One fellow novelist I met at a literature festival complained, only half in jest, that he had barely time to launder his underwear during the hectic festival season. He suffered from severe festival fatigue. Increasingly, whether one has a new book out or not, as an author one is expected to participate in the grand literary tamashas.
This trend was kicked off by the unprecedented success of the Jaipur Literature Festival. In its first edition, nine years ago, the Jaipur litfest apparently attracted a handful of visitors.

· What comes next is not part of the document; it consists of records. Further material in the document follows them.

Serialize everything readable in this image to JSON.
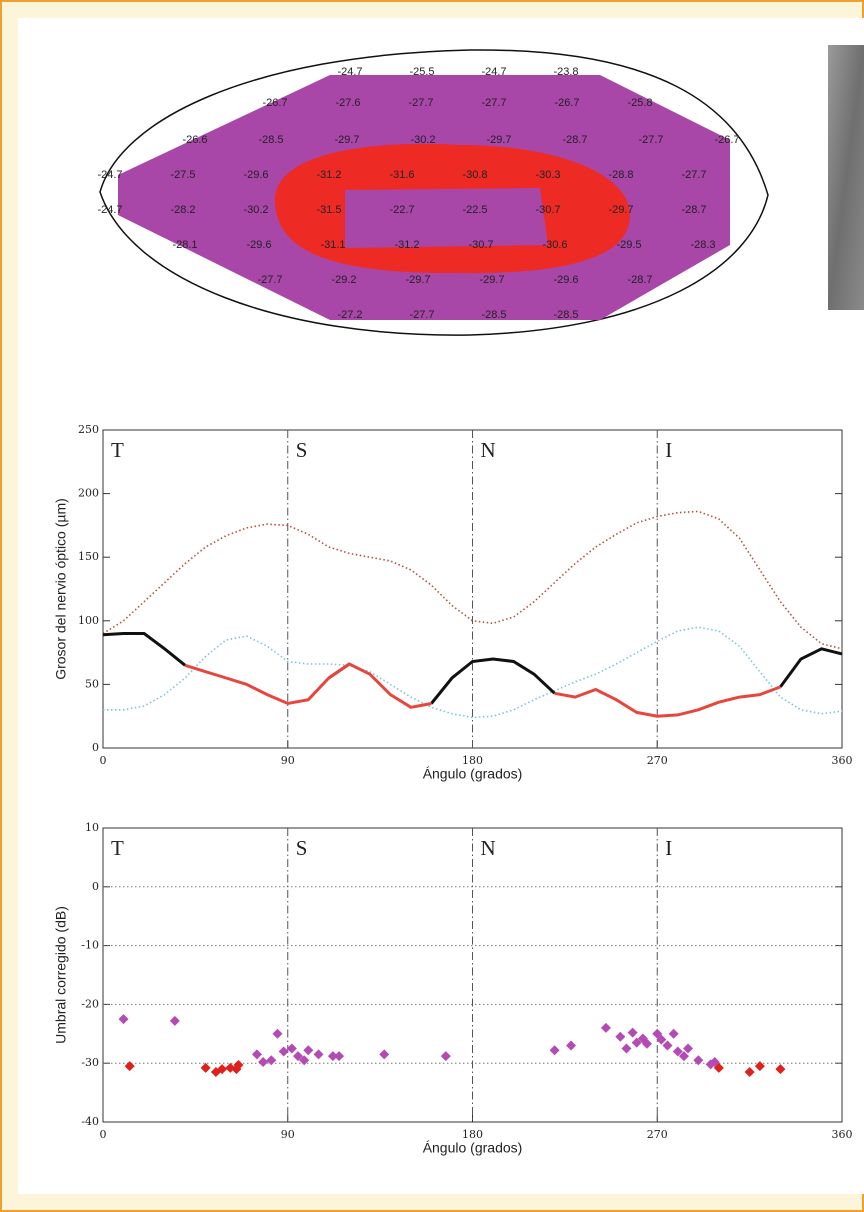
{
  "field_map": {
    "rows": [
      [
        -24.7,
        -25.5,
        -24.7,
        -23.8
      ],
      [
        -26.7,
        -27.6,
        -27.7,
        -27.7,
        -26.7,
        -25.8
      ],
      [
        -26.6,
        -28.5,
        -29.7,
        -30.2,
        -29.7,
        -28.7,
        -27.7,
        -26.7
      ],
      [
        -24.7,
        -27.5,
        -29.6,
        -31.2,
        -31.6,
        -30.8,
        -30.3,
        -28.8,
        -27.7
      ],
      [
        -24.7,
        -28.2,
        -30.2,
        -31.5,
        -22.7,
        -22.5,
        -30.7,
        -29.7,
        -28.7
      ],
      [
        -28.1,
        -29.6,
        -31.1,
        -31.2,
        -30.7,
        -30.6,
        -29.5,
        -28.3
      ],
      [
        -27.7,
        -29.2,
        -29.7,
        -29.7,
        -29.6,
        -28.7
      ],
      [
        -27.2,
        -27.7,
        -28.5,
        -28.5
      ]
    ]
  },
  "chart_data": [
    {
      "type": "line",
      "xlabel": "Ángulo (grados)",
      "ylabel": "Grosor del nervio óptico (µm)",
      "sectors": [
        "T",
        "S",
        "N",
        "I"
      ],
      "xlim": [
        0,
        360
      ],
      "xticks": [
        0,
        90,
        180,
        270,
        360
      ],
      "ylim": [
        0,
        250
      ],
      "yticks": [
        0,
        50,
        100,
        150,
        200,
        250
      ],
      "x": [
        0,
        10,
        20,
        30,
        40,
        50,
        60,
        70,
        80,
        90,
        100,
        110,
        120,
        130,
        140,
        150,
        160,
        170,
        180,
        190,
        200,
        210,
        220,
        230,
        240,
        250,
        260,
        270,
        280,
        290,
        300,
        310,
        320,
        330,
        340,
        350,
        360
      ],
      "series": [
        {
          "color": "#b5503a",
          "style": "dotted",
          "values": [
            90,
            100,
            115,
            130,
            145,
            158,
            167,
            173,
            176,
            175,
            168,
            158,
            153,
            150,
            147,
            140,
            128,
            112,
            100,
            98,
            103,
            115,
            130,
            145,
            158,
            168,
            177,
            182,
            185,
            186,
            180,
            165,
            140,
            115,
            95,
            82,
            78
          ]
        },
        {
          "color": "#7ec3d6",
          "style": "dotted",
          "values": [
            30,
            30,
            33,
            42,
            55,
            72,
            85,
            88,
            80,
            68,
            66,
            66,
            65,
            60,
            50,
            40,
            32,
            27,
            24,
            25,
            30,
            38,
            45,
            52,
            58,
            66,
            75,
            84,
            92,
            95,
            92,
            80,
            60,
            40,
            30,
            27,
            29
          ]
        },
        {
          "color": "#111111",
          "style": "solid",
          "values": [
            89,
            90,
            90,
            78,
            65,
            null,
            null,
            null,
            null,
            null,
            null,
            55,
            66,
            null,
            null,
            null,
            35,
            55,
            68,
            70,
            68,
            58,
            43,
            null,
            null,
            null,
            null,
            null,
            null,
            null,
            null,
            null,
            null,
            48,
            70,
            78,
            74
          ]
        },
        {
          "color": "#e8463c",
          "style": "solid",
          "values": [
            null,
            null,
            null,
            null,
            65,
            60,
            55,
            50,
            42,
            35,
            38,
            55,
            66,
            58,
            42,
            32,
            35,
            null,
            null,
            null,
            null,
            null,
            43,
            40,
            46,
            38,
            28,
            25,
            26,
            30,
            36,
            40,
            42,
            48,
            null,
            null,
            null
          ]
        }
      ]
    },
    {
      "type": "scatter",
      "xlabel": "Ángulo (grados)",
      "ylabel": "Umbral corregido (dB)",
      "sectors": [
        "T",
        "S",
        "N",
        "I"
      ],
      "xlim": [
        0,
        360
      ],
      "xticks": [
        0,
        90,
        180,
        270,
        360
      ],
      "ylim": [
        -40,
        10
      ],
      "yticks": [
        10,
        0,
        -10,
        -20,
        -30,
        -40
      ],
      "grid": true,
      "series": [
        {
          "color": "#b44bb4",
          "x": [
            10,
            35,
            75,
            78,
            82,
            85,
            88,
            92,
            95,
            98,
            100,
            105,
            112,
            115,
            137,
            167,
            220,
            228,
            245,
            252,
            255,
            258,
            260,
            263,
            265,
            270,
            272,
            275,
            278,
            280,
            283,
            285,
            290,
            296,
            298
          ],
          "values": [
            -22.5,
            -22.8,
            -28.5,
            -29.8,
            -29.5,
            -25,
            -28,
            -27.5,
            -28.8,
            -29.5,
            -27.8,
            -28.5,
            -28.8,
            -28.8,
            -28.5,
            -28.8,
            -27.8,
            -27,
            -24,
            -25.5,
            -27.5,
            -24.8,
            -26.5,
            -25.8,
            -26.7,
            -25,
            -26,
            -27,
            -25,
            -28,
            -28.8,
            -27.5,
            -29.5,
            -30.2,
            -29.8
          ]
        },
        {
          "color": "#e0201a",
          "x": [
            13,
            50,
            55,
            58,
            62,
            65,
            66,
            300,
            315,
            320,
            330
          ],
          "values": [
            -30.5,
            -30.8,
            -31.5,
            -31,
            -30.8,
            -31,
            -30.3,
            -30.8,
            -31.5,
            -30.5,
            -31
          ]
        }
      ]
    }
  ]
}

This year the number of footfalls at Diggi Palace, where the festival is held over five days every January, is said to have been somewhere around 330,000 and the popular festival has spawned smaller editions of itself in the UK and the US. So just before going to Kolkata, I went to Jaipur, to enjoy the festival which brings together the biggest contingent of writers from India and abroad, including Nobel, Pulitzer and Booker winners, so much so that it has been given the moniker “the Woodstock of literature”. It is also the best curated festival – programs run on time and are moderated by hosts who have (mostly) read up on their subjects. Another charming feature of the Jaipur Literature Festivals are the turbaned chaiwallahs who serve a special ‘Diggipuri masala chai’ in clay cups.
The festival has a growing fan following. I met one dude who air-dashed from Bengaluru to Jaipur just to listen to his favourite author (who was making a rare appearance) and, a few hours later, air-dashed back to work again. At Jaipur’s railway station at night, students who travelled in from all over India to partake in the free festival but couldn’t afford to pay for hotel rooms, bedded down on the railway platforms to sleep.
Something about literature festivals seems to bring out the most extreme fanaticism in us book lovers. I too had my fan boy moment in Jaipur when I happened to walk past Alexander McCall Smith, and said hello to him, only to end up having a long chat, over cups of tea, on detective fiction in India which he was very curious about. In short, the literature festivals serve as a bridge, a wide and open one that crosses the gap between readers and their favourite authors.
If you bump into an author in the queue to the chai stall – which is rather likely at a star-studded event like Jaipur’s litfest – but can’t remember exactly what book he or she is famous for, the phrase that always works is: “Loved your latest.” Every author would like to believe that their latest book is their best! And if that doesn’t cut the ice, then you can just pretend that he or she is Goldie Hawn.